Department of Ecology & Evolution

Kronforst Lab

We have a variety of on-going research projects in the lab, some of which are briefly described here:

Genetics of mimicry in Heliconius

Neotropical butterflies in the genus Heliconius are unpalatable, aposematic, and they have undergone a recent adaptive radiation in wing color patterns as a consequence of natural selection for Müllerian mimicry. We are working to identify the molecular basis of the genes that control wing pattern diversity in Heliconius using a combination of high-resolution genetic mapping, fine-scale linkage disequilibrium mapping, and comparative analyses of gene expression. Currently, much of our work is focused on association mapping the color patterning loci K, Yb, and B/D in Heliconius cydno.

association figure

Mate choice and speciation

The white vs. yellow color difference that mediates premating reproductive isolation between sister species H. cydno and H. pachinus in Costa Rica also segregates in a polymorphic population of H. cydno alithea in western Ecuador. Using a combination of genetic mapping and mate choice experiments we are comparing the genetic basis of mimicry between the systems in Costa Rica and Ecuador and determining whether color-based mate preference also segregates with color in a polymorphic setting.

Heliconius butterflies

Genetics of mate preference in Heliconius

In addition to warning predators, the color patterns of Heliconius butterflies are used as conspecific recognition cues during mating. Previously, we have shown that the white vs. yellow wing color difference between H. cydno and H. pachinus (the K locus) is a critical recognition cue and a major QTL for male color preference is tightly linked to color itself. We are currently applying genetic and association mapping approaches to identify the genetic basis of assortative color preference in Heliconius and characterize the association between color and preference.

genetics Heliconius

Speciation and mimicry in tiger swallowtail butterflies

The recently described North American Papilio appalachiensis is suspected to be a hybrid species between Papilio glaucus and P. canadensis. It has a mix of morphological and phenological traits derived from its putative parental species. It shares its mimetic female form and some wing pattern elements with P. glaucus but most other traits with P. canadensis. We are using a variety of molecular genetic approaches to investigate the evolutionary history of P. appalachiensis and its relationships with P. glaucus and P. canadensis to determine whether it is a product of historical hybridization between the latter two species.

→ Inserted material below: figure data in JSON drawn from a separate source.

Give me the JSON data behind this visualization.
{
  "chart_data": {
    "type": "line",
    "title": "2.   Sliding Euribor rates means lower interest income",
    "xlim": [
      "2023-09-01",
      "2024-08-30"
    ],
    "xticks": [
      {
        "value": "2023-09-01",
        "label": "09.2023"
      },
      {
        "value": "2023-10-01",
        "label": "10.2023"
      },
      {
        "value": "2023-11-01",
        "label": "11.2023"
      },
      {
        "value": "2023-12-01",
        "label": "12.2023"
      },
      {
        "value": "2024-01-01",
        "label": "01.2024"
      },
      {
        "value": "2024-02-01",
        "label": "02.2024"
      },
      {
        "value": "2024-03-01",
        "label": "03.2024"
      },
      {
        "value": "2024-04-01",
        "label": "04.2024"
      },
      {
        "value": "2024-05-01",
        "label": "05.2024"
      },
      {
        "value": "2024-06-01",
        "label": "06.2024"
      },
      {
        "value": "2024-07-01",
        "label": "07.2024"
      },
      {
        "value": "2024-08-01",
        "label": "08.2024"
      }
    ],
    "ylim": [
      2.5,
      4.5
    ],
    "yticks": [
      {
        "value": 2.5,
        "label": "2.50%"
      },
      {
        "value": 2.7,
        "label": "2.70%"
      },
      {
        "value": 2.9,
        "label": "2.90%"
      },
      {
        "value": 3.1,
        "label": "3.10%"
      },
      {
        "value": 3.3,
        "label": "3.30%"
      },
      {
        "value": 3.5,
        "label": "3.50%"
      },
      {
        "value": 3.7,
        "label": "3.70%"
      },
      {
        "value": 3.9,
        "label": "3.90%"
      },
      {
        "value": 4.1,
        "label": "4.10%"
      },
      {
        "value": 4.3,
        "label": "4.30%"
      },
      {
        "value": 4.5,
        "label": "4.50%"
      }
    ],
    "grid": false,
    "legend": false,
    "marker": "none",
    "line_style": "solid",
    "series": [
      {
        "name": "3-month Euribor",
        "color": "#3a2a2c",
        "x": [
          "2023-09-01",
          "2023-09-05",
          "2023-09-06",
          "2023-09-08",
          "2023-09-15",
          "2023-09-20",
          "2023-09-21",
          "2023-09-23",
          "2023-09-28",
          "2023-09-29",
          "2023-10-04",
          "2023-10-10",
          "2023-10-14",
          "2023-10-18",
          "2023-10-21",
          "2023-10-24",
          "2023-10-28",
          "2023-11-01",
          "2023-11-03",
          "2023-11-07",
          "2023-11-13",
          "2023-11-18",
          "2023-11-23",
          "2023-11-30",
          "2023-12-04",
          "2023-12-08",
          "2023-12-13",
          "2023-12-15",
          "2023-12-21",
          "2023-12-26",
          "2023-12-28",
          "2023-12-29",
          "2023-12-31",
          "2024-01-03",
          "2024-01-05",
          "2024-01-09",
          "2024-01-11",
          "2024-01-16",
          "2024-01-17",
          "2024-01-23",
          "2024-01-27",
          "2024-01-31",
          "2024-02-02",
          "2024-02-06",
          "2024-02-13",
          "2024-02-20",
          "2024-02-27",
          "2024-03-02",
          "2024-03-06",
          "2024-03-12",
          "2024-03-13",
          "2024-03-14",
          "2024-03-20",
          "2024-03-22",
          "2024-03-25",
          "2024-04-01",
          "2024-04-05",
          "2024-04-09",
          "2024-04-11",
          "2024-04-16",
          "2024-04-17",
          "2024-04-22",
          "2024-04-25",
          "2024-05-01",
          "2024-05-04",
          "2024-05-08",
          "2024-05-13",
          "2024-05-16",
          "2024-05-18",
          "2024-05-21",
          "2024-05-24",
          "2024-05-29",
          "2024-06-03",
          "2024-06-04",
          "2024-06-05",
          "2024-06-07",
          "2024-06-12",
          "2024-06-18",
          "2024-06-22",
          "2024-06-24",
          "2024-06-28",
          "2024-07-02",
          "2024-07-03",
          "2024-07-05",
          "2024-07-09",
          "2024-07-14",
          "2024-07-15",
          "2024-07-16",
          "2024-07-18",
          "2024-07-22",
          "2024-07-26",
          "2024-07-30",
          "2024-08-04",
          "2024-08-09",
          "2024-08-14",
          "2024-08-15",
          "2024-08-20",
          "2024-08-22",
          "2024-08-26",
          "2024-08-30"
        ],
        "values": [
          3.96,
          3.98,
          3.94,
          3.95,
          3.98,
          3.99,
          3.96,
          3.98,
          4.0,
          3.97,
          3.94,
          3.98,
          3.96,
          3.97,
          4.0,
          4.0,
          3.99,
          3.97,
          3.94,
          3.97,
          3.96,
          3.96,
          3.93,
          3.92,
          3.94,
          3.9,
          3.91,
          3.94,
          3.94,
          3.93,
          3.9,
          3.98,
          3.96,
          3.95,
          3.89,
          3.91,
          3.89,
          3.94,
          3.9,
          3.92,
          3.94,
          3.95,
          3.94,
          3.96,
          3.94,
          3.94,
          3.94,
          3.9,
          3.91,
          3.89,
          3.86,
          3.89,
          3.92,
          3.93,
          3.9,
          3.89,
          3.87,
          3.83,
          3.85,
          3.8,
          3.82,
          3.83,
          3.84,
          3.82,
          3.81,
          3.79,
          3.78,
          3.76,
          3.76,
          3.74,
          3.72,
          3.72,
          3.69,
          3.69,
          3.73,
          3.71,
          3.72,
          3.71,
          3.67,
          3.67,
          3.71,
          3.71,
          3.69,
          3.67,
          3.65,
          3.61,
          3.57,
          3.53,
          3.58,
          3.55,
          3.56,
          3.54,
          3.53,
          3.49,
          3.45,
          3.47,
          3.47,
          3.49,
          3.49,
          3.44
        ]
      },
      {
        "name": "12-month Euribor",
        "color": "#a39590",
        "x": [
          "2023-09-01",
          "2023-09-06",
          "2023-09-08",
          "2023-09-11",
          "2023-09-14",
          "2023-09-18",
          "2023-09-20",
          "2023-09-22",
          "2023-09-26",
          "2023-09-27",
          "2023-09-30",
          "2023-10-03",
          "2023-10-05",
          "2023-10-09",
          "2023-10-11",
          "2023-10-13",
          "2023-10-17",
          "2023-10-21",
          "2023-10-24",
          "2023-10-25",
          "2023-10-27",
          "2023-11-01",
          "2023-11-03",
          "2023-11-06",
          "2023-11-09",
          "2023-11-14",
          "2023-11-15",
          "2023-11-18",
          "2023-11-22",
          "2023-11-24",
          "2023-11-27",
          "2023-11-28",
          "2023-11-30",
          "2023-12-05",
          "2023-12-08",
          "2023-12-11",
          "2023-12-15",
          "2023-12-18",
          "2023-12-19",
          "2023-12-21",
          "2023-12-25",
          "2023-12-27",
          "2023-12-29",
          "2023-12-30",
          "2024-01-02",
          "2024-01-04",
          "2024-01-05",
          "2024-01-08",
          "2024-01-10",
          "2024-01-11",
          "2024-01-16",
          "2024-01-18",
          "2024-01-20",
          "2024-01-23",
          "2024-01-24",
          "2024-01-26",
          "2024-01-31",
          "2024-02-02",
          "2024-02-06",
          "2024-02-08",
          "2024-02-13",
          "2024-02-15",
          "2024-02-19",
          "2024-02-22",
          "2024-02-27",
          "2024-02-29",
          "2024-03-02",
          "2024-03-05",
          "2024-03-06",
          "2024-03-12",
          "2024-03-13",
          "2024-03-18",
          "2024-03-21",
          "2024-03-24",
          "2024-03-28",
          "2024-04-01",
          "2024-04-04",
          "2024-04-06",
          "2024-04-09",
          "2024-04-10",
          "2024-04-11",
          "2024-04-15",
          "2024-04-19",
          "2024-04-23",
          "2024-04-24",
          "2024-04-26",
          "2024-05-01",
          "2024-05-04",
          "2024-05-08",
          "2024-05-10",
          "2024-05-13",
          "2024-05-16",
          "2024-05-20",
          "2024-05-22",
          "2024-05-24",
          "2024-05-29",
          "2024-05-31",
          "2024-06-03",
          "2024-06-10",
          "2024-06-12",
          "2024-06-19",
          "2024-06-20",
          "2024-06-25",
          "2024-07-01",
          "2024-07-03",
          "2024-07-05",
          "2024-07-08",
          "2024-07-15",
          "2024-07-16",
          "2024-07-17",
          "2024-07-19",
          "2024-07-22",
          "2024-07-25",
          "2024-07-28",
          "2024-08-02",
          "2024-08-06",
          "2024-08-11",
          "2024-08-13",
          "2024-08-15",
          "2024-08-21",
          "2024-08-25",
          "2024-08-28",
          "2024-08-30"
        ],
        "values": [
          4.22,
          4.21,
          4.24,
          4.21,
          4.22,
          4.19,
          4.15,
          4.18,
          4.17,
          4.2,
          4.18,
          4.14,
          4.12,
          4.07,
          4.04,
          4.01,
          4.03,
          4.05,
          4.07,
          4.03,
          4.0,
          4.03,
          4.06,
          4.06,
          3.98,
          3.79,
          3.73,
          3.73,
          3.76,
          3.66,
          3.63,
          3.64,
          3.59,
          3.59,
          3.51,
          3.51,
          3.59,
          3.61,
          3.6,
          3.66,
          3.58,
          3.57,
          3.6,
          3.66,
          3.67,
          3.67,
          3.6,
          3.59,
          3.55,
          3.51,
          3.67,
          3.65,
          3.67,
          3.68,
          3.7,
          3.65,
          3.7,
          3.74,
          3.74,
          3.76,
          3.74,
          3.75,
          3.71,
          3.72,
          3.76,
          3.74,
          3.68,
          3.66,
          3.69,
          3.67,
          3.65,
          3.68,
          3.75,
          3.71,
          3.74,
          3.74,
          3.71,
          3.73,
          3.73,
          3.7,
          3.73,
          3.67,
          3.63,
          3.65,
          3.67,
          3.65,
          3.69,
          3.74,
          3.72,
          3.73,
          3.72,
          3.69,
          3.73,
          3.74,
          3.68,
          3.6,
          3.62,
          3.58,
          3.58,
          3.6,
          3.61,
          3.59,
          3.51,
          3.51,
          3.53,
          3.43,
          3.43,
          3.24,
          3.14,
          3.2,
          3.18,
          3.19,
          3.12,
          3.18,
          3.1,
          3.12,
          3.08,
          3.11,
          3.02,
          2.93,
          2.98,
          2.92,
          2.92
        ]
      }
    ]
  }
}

Tiger Swallowtail butterfly

Genetics of mimicry in Papilio polytes

Papilio polytes, a widely ranging Asian swallowtail, has a single male form and several female forms, most of which mimic locally abundant and toxic Pachliopta butterflies. There is a dominance hierarchy between female forms, the non-mimetic female form being recessive to all others. We are studying the genetic basis of the female-limited mimetic polymorphism in P. polytes with the goal of identifying the molecular basis of this mimicry supergene. Furthermore, in collaboration with Sean Mullen, we are comparing the genetic basis of mimicry among Heliconius, Papilio, and Limenitis butterflies.

Comparative phylogeography of Heliconius co-mimics

H. erato and H. melpomene mimic one another throughout their shared range of Central and South America but their color patterns change, in tandem, from location to location. The evolutionary processes responsible for this geographic variation in mimicry remain unclear. We are estimating racial-level phylogenies for the two species using both AFLPs and mtDNA sequences and testing whether the two species radiated in parallel across time and space. Our results are showing that the two species arrived in this diverse mimetic relationship starting at very different times, places, and phenotypes.

Heliconius image

Phylogeography of Heliconius across Central America

Research on phylogeography in Heliconius has largely focused on South America, with only Costa Rica and Panama sampled from Central America. Thus the biogeography of Heliconius in Mesoamerica has not been investigated. We are sampling Heliconius species across Central America to examine biogeographic patterns. In particular we are focusing on comparing pairs of mimetic species such as H. erato and H. melpomene.


Hybridization & introgression among Heliconius

Hybridization is widespread among closely-related Heliconius species and we are using molecular genetics to quantify the extent and timing of interspecific gene flow among sympatric species. Our work in Costa Rica has shown appreciable introgression among the closely-related species H. cydno, H. pachinus, and H. melpomene. Furthermore, we have found evidence for on-going gene flow between the melpomene/cydno clade and H. hecale, a member of the silvaniform clade, groups that diverged almost 2.5 million years ago. Currently, we are following up on this work by examining hybridization and gene flow among melpomene/cydno/silvaniform species in west Ecuador.

Genetics of migration in monarch butterflies

Monarch butterflies (Danaus plexippus) are famous principally for their spectacular annual migration up through North America. However, the subspecies D. plexippus megalippe, which resides mostly in Central and South America, does not show migratory behavior. We are interested in comparing these migratory and non-migratory relatives to determine the extent of their genetic divergence, and to identify genes which may be involved in the evolution of migratory behavior.